Almost every hospital I know says, "Our mission is health care." And that's the wrong definition. The hospital does not take care of health; the hospital takes care of illness. You and I take care of health by not smoking, not drinking too much, going to bed early, watching our weight, and so on. The hospital comes in when health care breaks down. An even more serious failing Of this mission is that nobody can tell you what action or behavior follows from saying: "Our mission is health care."

A mission statement has to be operational, otherwise it's just good intentions. A mission statement has to focus on what the institution really tries to do and then do it so that everybody in the organization can say, This is my contribution to the goal.

Many years ago, I sat down with the administrators of a major hospital to think through the mission statement of the emergency room. It took us a long time to come up with the very simple, and (most people thought) too obvious statement that the emergency room was there to give assurance to the afflicted. To do that well, you have to know what really goes on. And, much to the surprise of the physicians and nurses, it turned out that in a good emergency room, the function is to tell eight out of ten people there is nothing wrong that a good night's sleep won't take care of. You've been shaken up. Or the baby has the flu. All right, it's got convulsions, but there is nothing seriously wrong with the child. The doctors and nurses give assurance.

We worked it out, but it sounded awfully obvious. Yet translating that mission statement into action meant that everybody who comes in is now seen by a qualified person in less than a minute. That is the mission; that is the goal. The rest is implementation. Some people are immediately rushed to intensive care, others get a lot of tests, and yet others are told: "Go back home, go to sleep, take an aspirin, and don't worry. If these things persist, see a physician tomorrow." But the first objective is to see everybody, almost immediately-because that is the only way to give assurance.

The task of the non-profit manager is to try to convert the organization's mission statement into specifics. The mission may be forever -- or at least as long as we can foresee. As long as the human race is around, we'll be miserable sinners. As long as the human race is around, there will be sick people. And, as long as the human race is around, there will be alcoholics and drug addicts and the unfortunate. For hundreds of years we've had schools of one kind or another trying to get a little knowledge into sevenyear-old boys and girls who would rather be out playing.

But the goal can be short-lived, or it might change drastically because a mission is accomplished. A hundred years ago, one of the great inventions of the late nineteenth century was the tuberculosis sanatorium. That mission has been accomplished, at least in developed countries. We know how to treat TB with antibiotics. And so managers of non-profits also have to build in review, revision, and organized abandonment. The mission is forever and may be divinely ordained; the goals are temporary.

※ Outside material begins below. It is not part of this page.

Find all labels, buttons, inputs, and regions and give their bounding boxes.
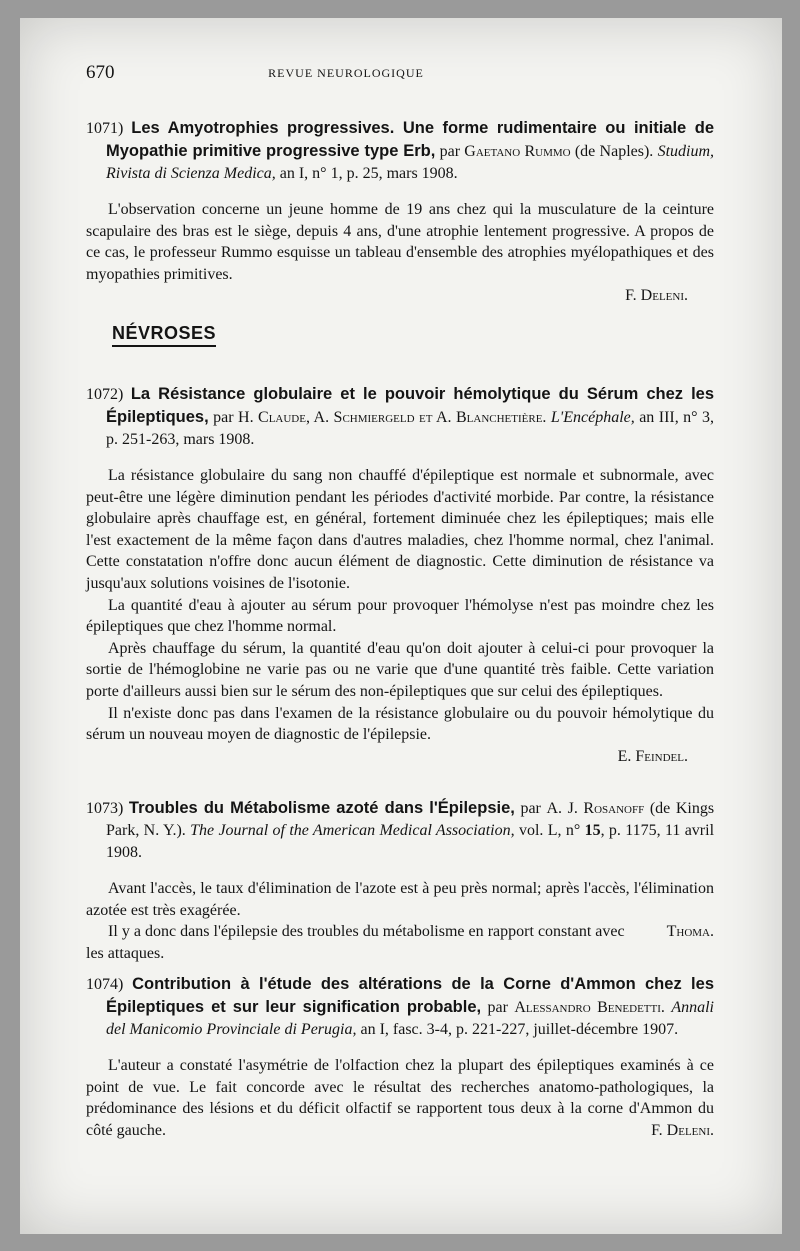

One of our most common mistakes is to make the mission statement into a kind of hero sandwich of good intentions. It has to be simple and clear. As you add new tasks, you deemphasize and get rid of old ones. You can only do so many things. Look at what we are trying to do in our colleges. The mission statement is confused-we are trying to do fifty different things. It won't work, and that's why the fundamentalist colleges attract so many young people. Their mission is very narrow. You and I may quarrel with it and say it's too narrow, but it's clear.